UB: Esas fueron las primeras conceptualizaciones realmente sofisticadas de lo que yo llamo el cosmopolitismo. Simmel elaboró una teoría del dinero según la cual este último no crea tan sólo una multitud de relaciones transnacionales, sino que es igualmente un factor de emancipación. Su definición del extranjero, el que "llega hoy y permanece mañana", es una fórmula muy interesante para quien desee comprender lo que yo tengo en mente. Para ser honesto, cuando hablo de cosmopolitismo y de cosmopolitización a veces ocurre que las personas, después de unas cuantas cervezas o vasos de vino, me dicen que es muy interesante y agregan: "Es un concepto judío, ¿no?" No se trata de antisemitismo, en realidad, aunque la cuestión sí es heredera de reflejos antisemitas.
De hecho, es también un concepto muy alemán. Basta con pensar en Heinrich Heine; él fue uno de los más grandes misioneros del cosmopolitismo, de acuerdo con mi acepción del término (y, por ende, no en su sentido universalista). Él decía que si acaso algún día perdiéramos de vista la importancia de esos conceptos, entonces la oscuridad se abatiría sobre Europa. Es exactamente lo que sucedió. Fue una profecía. Él es parte de los autores a los cuales me siento muy ligado, aunque nuestras experiencias son distintas. Nosotros tenemos Internet, problemas mundiales, etcétera. Ya no se trata tan sólo de identidades culturales; también es cuestión de política, de sociedad del riesgo a nivel mundial, de reorganización de las instituciones, todos esos problemas que están tematizados en disciplinas muy diversas. Si usted se pregunta cuál es la discusión principal desde hace una década en la interdisciplinariedad que puede existir en las ciencias humanas y sociales, es la cosmopolitización. Es un problema inmenso para las relaciones internacionales, para la geografía, para los ethnic studies e incluso para la sociología. Los investigadores están reinventando el cosmopolitismo y quieren hacer de él un depósito de ideas y un nuevo marco conceptual para la era de la globalización. Existen, por ejemplo, grandes debates importantes en el campo de la world literature, en particular sobre los migrantes que, en las nuevas situaciones en las que se hallan, se proponen escribir literatura.

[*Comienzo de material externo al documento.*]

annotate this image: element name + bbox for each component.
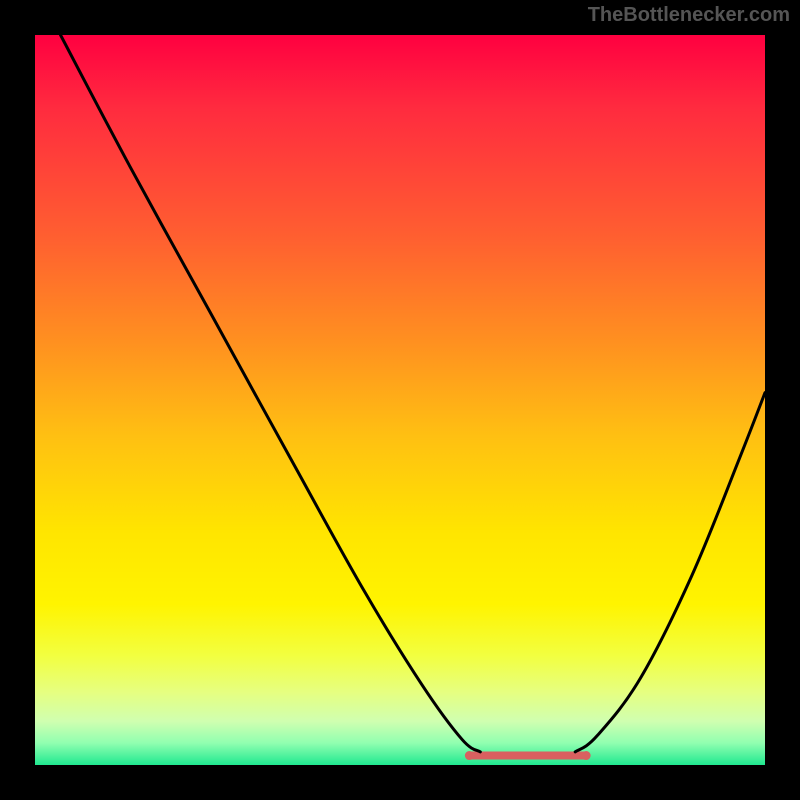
curve-overlay <box>35 35 765 765</box>
watermark-text: TheBottlenecker.com <box>588 4 790 27</box>
chart-container: TheBottlenecker.com <box>0 0 800 800</box>
plot-area <box>35 35 765 765</box>
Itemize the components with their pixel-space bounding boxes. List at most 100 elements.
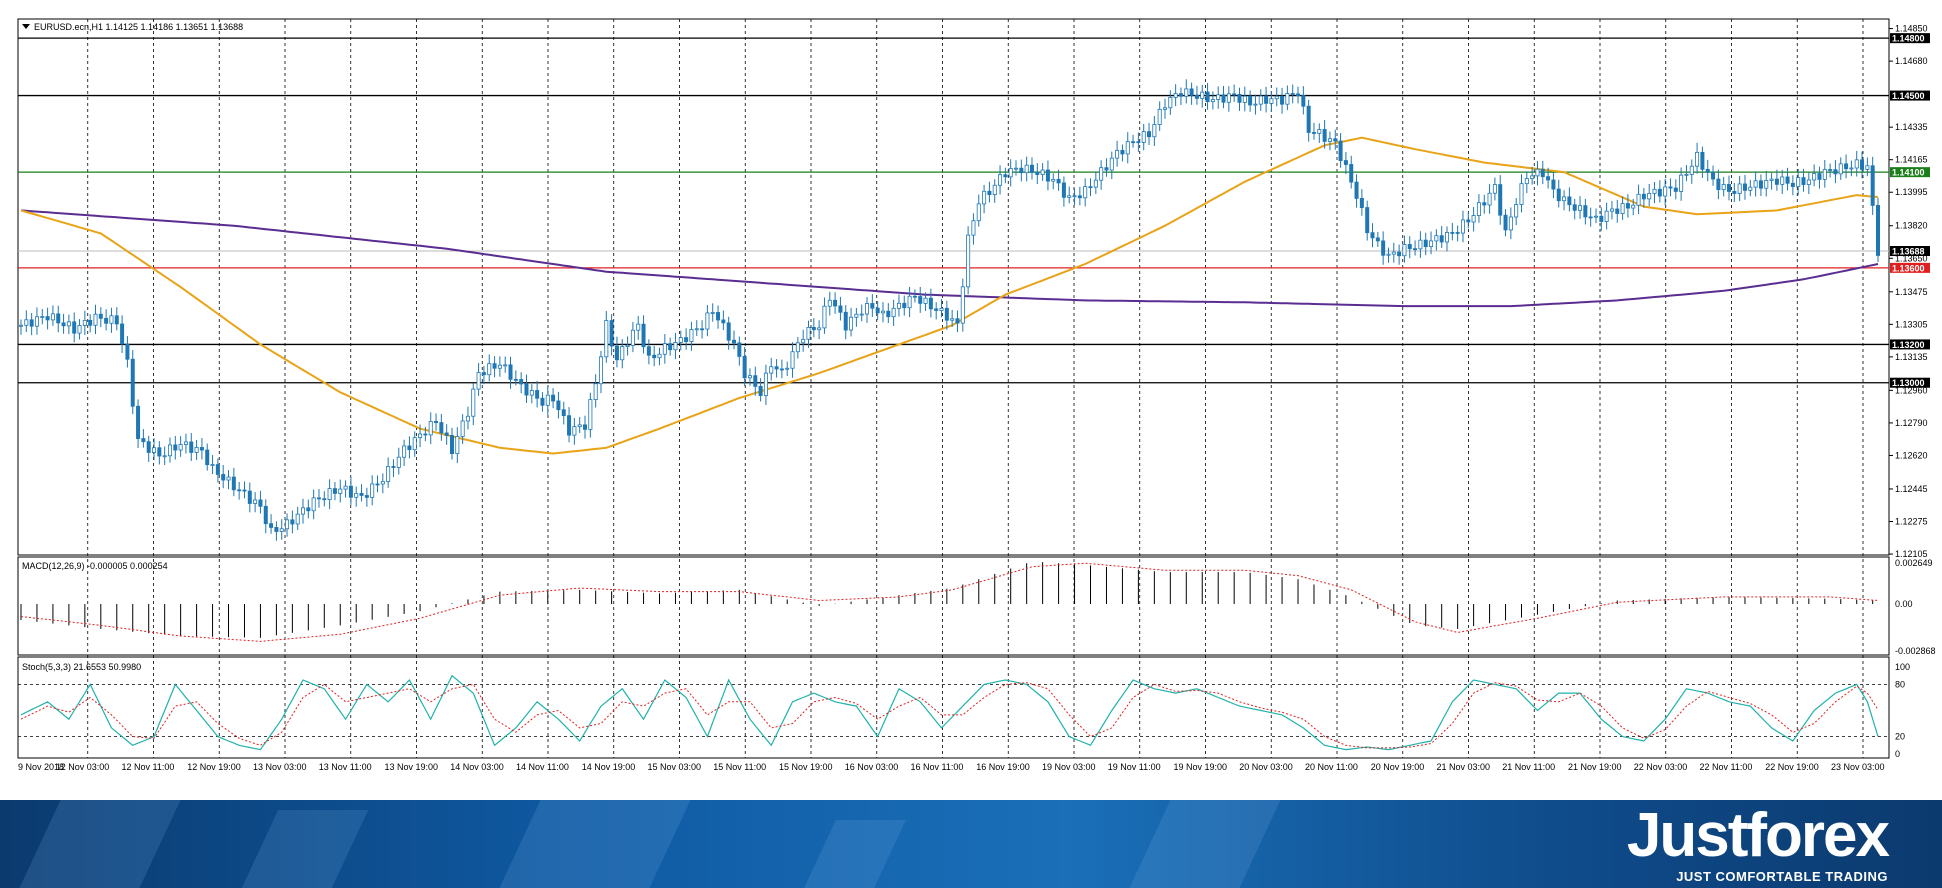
stoch-label: Stoch(5,3,3) 21.6553 50.9980 bbox=[22, 662, 141, 672]
candle-body bbox=[1189, 88, 1194, 96]
candle-body bbox=[598, 356, 603, 385]
x-tick-label: 15 Nov 11:00 bbox=[713, 762, 766, 772]
candle-body bbox=[1844, 163, 1849, 170]
candle-body bbox=[1774, 178, 1779, 185]
candle-body bbox=[1370, 232, 1375, 239]
candle-body bbox=[1466, 219, 1471, 223]
candle-body bbox=[1391, 251, 1396, 255]
candle-body bbox=[891, 307, 896, 318]
candle-body bbox=[1162, 107, 1167, 110]
candle-body bbox=[1381, 240, 1386, 256]
collapse-triangle-icon[interactable] bbox=[22, 24, 30, 29]
candle-body bbox=[332, 488, 337, 494]
candle-body bbox=[210, 464, 215, 466]
candle-body bbox=[444, 432, 449, 436]
candle-body bbox=[1285, 93, 1290, 105]
candle-body bbox=[1248, 95, 1253, 106]
candle-body bbox=[838, 305, 843, 313]
candle-body bbox=[1104, 167, 1109, 171]
x-tick-label: 14 Nov 03:00 bbox=[450, 762, 504, 772]
candle-body bbox=[1801, 177, 1806, 185]
level-price-label: 1.14100 bbox=[1892, 168, 1925, 178]
candle-body bbox=[1226, 93, 1231, 103]
candle-body bbox=[583, 424, 588, 430]
candle-body bbox=[545, 394, 550, 406]
candle-body bbox=[960, 286, 965, 324]
candle-body bbox=[918, 296, 923, 304]
candle-body bbox=[247, 490, 252, 504]
stoch-y-tick-label: 100 bbox=[1895, 662, 1910, 672]
candle-body bbox=[1615, 208, 1620, 214]
candle-body bbox=[434, 420, 439, 423]
x-tick-label: 15 Nov 03:00 bbox=[648, 762, 702, 772]
candle-body bbox=[529, 390, 534, 396]
candle-body bbox=[1338, 140, 1343, 161]
candle-body bbox=[1753, 180, 1758, 188]
candle-body bbox=[189, 441, 194, 453]
candle-body bbox=[1311, 132, 1316, 134]
macd-y-tick-label: -0.002868 bbox=[1895, 646, 1936, 656]
candle-body bbox=[386, 466, 391, 482]
candle-body bbox=[412, 437, 417, 451]
candle-body bbox=[508, 364, 513, 380]
x-tick-label: 13 Nov 19:00 bbox=[385, 762, 439, 772]
candle-body bbox=[1865, 165, 1870, 170]
x-tick-label: 20 Nov 03:00 bbox=[1239, 762, 1293, 772]
candle-body bbox=[1327, 138, 1332, 142]
candle-body bbox=[109, 315, 114, 324]
level-price-tag bbox=[1890, 33, 1930, 44]
ma-slow-line bbox=[20, 209, 1879, 308]
candle-body bbox=[1695, 151, 1700, 167]
candle-body bbox=[322, 498, 327, 501]
candle-body bbox=[668, 343, 673, 351]
macd-panel bbox=[17, 556, 1890, 656]
candle-body bbox=[705, 312, 710, 330]
candle-body bbox=[1168, 97, 1173, 109]
candle-body bbox=[1838, 163, 1843, 175]
candle-body bbox=[465, 415, 470, 422]
candle-body bbox=[503, 364, 508, 367]
candle-body bbox=[136, 405, 141, 439]
candle-body bbox=[1232, 93, 1237, 96]
candle-body bbox=[859, 313, 864, 316]
candle-body bbox=[1806, 179, 1811, 185]
candle-body bbox=[657, 353, 662, 359]
candle-body bbox=[375, 483, 380, 486]
candle-body bbox=[56, 313, 61, 324]
candle-body bbox=[1402, 244, 1407, 257]
candle-body bbox=[492, 363, 497, 369]
y-tick-label: 1.12790 bbox=[1895, 418, 1928, 428]
candle-body bbox=[1280, 95, 1285, 105]
candle-body bbox=[1029, 164, 1034, 173]
candle-body bbox=[1599, 215, 1604, 222]
candle-body bbox=[955, 318, 960, 324]
candle-body bbox=[258, 499, 263, 507]
candle-body bbox=[50, 313, 55, 321]
candle-body bbox=[364, 495, 369, 498]
candle-body bbox=[817, 327, 822, 331]
symbol-header: EURUSD.ecn,H1 1.14125 1.14186 1.13651 1.… bbox=[34, 22, 243, 32]
candle-body bbox=[769, 366, 774, 374]
candle-body bbox=[732, 339, 737, 344]
brand-banner: Justforex JUST COMFORTABLE TRADING bbox=[0, 800, 1942, 888]
y-tick-label: 1.14850 bbox=[1895, 24, 1928, 34]
candle-body bbox=[742, 356, 747, 379]
x-tick-label: 22 Nov 19:00 bbox=[1765, 762, 1819, 772]
candle-body bbox=[460, 420, 465, 437]
candle-body bbox=[471, 388, 476, 417]
candle-body bbox=[1828, 169, 1833, 171]
candle-body bbox=[1359, 197, 1364, 208]
candle-body bbox=[1184, 88, 1189, 97]
candle-body bbox=[1647, 193, 1652, 200]
candle-body bbox=[1758, 180, 1763, 189]
candle-body bbox=[183, 441, 188, 445]
candle-body bbox=[1024, 164, 1029, 174]
candle-body bbox=[870, 303, 875, 309]
y-tick-label: 1.13305 bbox=[1895, 319, 1928, 329]
candle-body bbox=[652, 354, 657, 359]
candle-body bbox=[1200, 91, 1205, 99]
candle-body bbox=[1125, 141, 1130, 155]
candle-body bbox=[1072, 195, 1077, 198]
candle-body bbox=[1551, 179, 1556, 190]
candle-body bbox=[226, 476, 231, 481]
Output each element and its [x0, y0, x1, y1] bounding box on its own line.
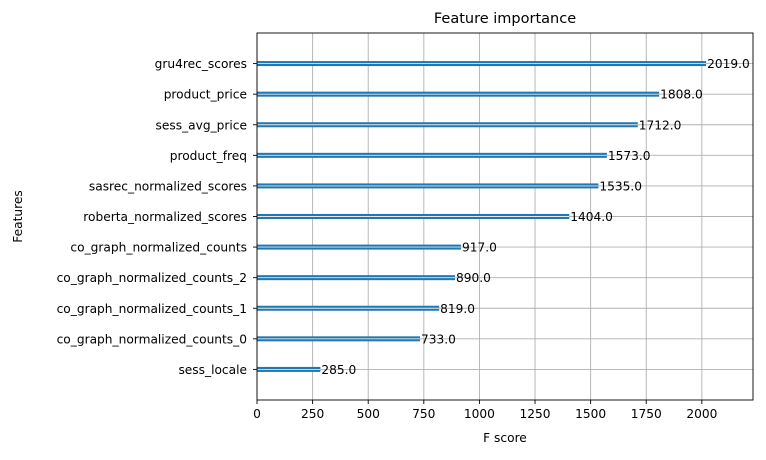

MW: Hemos pasado de los judíos a los migrantes. En otros tiempos, los judíos eran la personificación de la cosmopolitización; ahora son los migrantes. En Francia, el término ha conservado su carga semántica antisemita. En su boca, el concepto adquiere una nueva juventud. Usted habla sobre todo de sus virtudes, pero, además de las descripciones positivas, ¿la cosmopolitización no tiene también una parte oscura?
UB: Sí, tiene una parte oscura. La renacionalización, los movimientos antisemitas, las nuevas violencias, todo ello está ligado de una u otra forma a la cosmopolitización. La gente no comprende ya el mundo que le rodea, se siente invadida por los extranjeros. Aunque no haya un solo extranjero en su barrio o incluso a kilómetros a la redonda, las personas parecen de pronto estar obsesionadas por sus fronteras. El anticosmopolitismo y el anti-europeísmo forman parte integral del proceso de cosmopolitización.